En un instante de la película, uno de los exiliados asevera: “Tienes unas ideas y las aceptas, entonces asumes sus consecuencias”. Una definición que engloba el sentimiento que sienten las personas que han exiliado por un motivo político, una condición que viene de atrás, de unas ideas que lo posición a uno frente al poder, un poder que persigue a aquellos que piensan diferente, que se oponen, que resisten a la injusticia.
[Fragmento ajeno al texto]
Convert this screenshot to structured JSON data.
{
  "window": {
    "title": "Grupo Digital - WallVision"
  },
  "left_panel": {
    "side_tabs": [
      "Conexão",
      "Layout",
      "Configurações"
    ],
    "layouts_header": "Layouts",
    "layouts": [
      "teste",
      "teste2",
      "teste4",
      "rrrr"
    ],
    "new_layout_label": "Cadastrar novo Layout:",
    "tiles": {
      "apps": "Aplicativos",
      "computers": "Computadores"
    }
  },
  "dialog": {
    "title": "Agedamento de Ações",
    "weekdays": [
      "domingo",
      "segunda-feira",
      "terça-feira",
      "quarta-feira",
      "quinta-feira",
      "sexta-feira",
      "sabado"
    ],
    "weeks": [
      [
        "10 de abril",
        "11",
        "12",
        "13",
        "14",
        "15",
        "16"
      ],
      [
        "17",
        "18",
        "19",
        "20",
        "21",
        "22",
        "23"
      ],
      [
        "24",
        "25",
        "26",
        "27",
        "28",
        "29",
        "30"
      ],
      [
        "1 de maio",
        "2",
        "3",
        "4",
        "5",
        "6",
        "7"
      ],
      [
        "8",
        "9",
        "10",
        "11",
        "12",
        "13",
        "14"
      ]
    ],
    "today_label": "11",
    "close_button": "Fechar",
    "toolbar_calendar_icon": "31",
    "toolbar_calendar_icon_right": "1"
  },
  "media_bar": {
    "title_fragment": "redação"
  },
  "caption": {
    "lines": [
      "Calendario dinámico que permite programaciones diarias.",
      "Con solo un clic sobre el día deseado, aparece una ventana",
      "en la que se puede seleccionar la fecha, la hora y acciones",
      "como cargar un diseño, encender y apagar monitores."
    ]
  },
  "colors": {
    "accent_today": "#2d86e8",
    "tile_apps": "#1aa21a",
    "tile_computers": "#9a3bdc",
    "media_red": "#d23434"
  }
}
Claudio Zulian (Campodarsego, Padua, Italia, 1960), ha confeccionado una carrera multidisciplinar en la que ha tocado muchos palos como las instalaciones museísticas, el teatro, la música, la televisión y el cine, donde ha desarrollado una filmografía enfocado en la periferia, en todos aquellos ciudadanos anónimos, invisibles, alejados de todo y todos, como demostró en A través del Carmel (2009), donde recorría la cotidianidad del barrio y sus gentes, en Born (2014), recreación histórica centrada en tres personajes que viven en el barrio del Bornet de la Barcelona de principios del siglo XVIII, en Sin miedo (2017), ponía voz a todos los familiares que buscan a sus seres queridos desaparecidos durante la dictadura de Guatemala.

En No nacimos refugiados, vuelve a Barcelona, a su ciudad de adopción, a sus calles, a sus cielos, para retratar ocho vidas de refugiados, ocho miradas de personas que se mueven por nuestras calles bajo el mismo cielo, y no lo hace desde la denuncia, como suele ocurrir en estos casos, sino que lo hace desde otro punto de vista, desde la humanidad que desprende cada una de ellas, a modo de breves capítulos, donde cada uno explica su pasado y presente, argumentando su decisión de exiliarse, desde lo humano y lo político, desde lo más profundo de su ser. Conocemos a Mohamad, Boris, Iryna, Gabriel, José Luis, Mahmoud, Maysam y George, de edades, profesiones y condiciones sociales diferentes, que vienen de lugares muy distintos. Unos han dejado la Siria en guerra, otros, debido a sus ideas políticas, tuvieron que abandonar su país, otros, su condición homosexual les obligó a irse, y alguna, la guerra también obligó a huir por la escasez médica que precisaba. Vidas de frente, cara a cara ante nosotros, que nos miran sin acritud, a los ojos, escuchando sus testimonios, su posición política, su vida en Barcelona, los obstáculos y barreras con las que se encuentran, la terrible burocracia para regularizar su situación, los problemas y conflictos cotidianos que nos encontramos en una posición así.

Zulian filma personas, personas diferentes, con circunstancias vitales muy parecidas, desde el respeto y la humildad, construyendo su retrato desde todos los ángulos posibles, situando a sus “personajes” en el centro de la cuestión, accediendo a sus vidas invisibles, esas vidas tan presentes y vivas, con sus tragedias y esperanzas, que funcionan como espejo para nosotros, unas vidas que podríamos ser nosotros, como asevera el subtítulo de la película: “¿Quién conoce su destino?”, toda una declaración de intenciones de todas las vidas que pasan por la pantalla, unas existencias que la vida y las circunstancias les han llevado a empezar de nuevo en otra latitud, en Barcelona, arrancando una vez más, dejando sus países de origen, al que sueñan con volver algún día, arrastrando sus heridas emocionales, sus recuerdos, toda esa vida que se truncó, que cambió, que empezó en otro universo, y lo explican desde la intimidad, desde la ausencia, y desde la más absoluta cotidianidad.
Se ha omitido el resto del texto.